String Sisters: The female acoustic powerhouse that is the Sweet Harlots

Fiddler in the greens.I hadn't exactly heard The Sweet Harlots when I arrived at a classically cozy house near Harmon Park. I'd heard of the duo, and I'd heard music by each of the members of the group, but it isn't until Laurel Brauns begins strumming her guitar and Julie Southwell commences massaging melodies out of her violin in the living room of the aforementioned house that I fully taste the Sweet Harlots.
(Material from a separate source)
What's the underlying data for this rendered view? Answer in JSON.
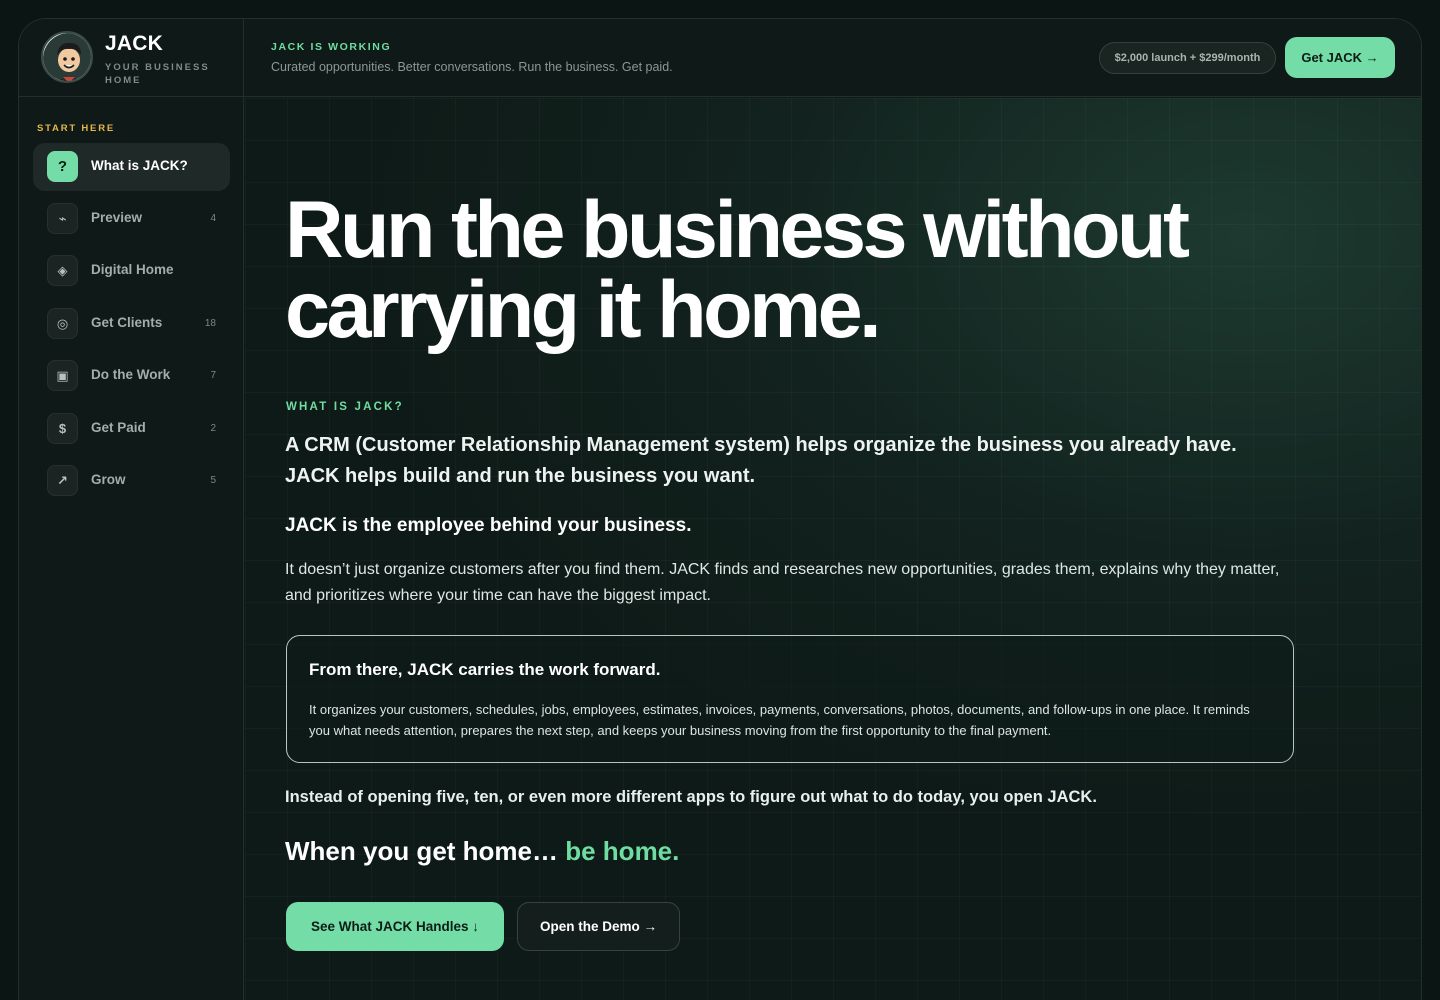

The two names of this duo should be familiar to anyone with an ear on the local music scene. Brauns is a singer-songwriter who toured through Bend over the past few years before moving here last fall and releasing her indie-rock influenced folk record Closed for the Season. Southwell, of course, is the seasoned and classically trained violinist who has played with a range of local acts including Moon Mountain Ramblers, Blackstrap and David Bowers. The two met while cross-country skiing this past winter and their friendship soon descended from the mountains to Southwell's home for the practice sessions out of which the somewhat peculiarly named Sweet Harlots were born.
"It was always a dream of mine to have an all-girl band and call it The Sweet Harlots. People don't use the word 'harlot,' in everyday conversation…there's definitely some irony to it," says Brauns.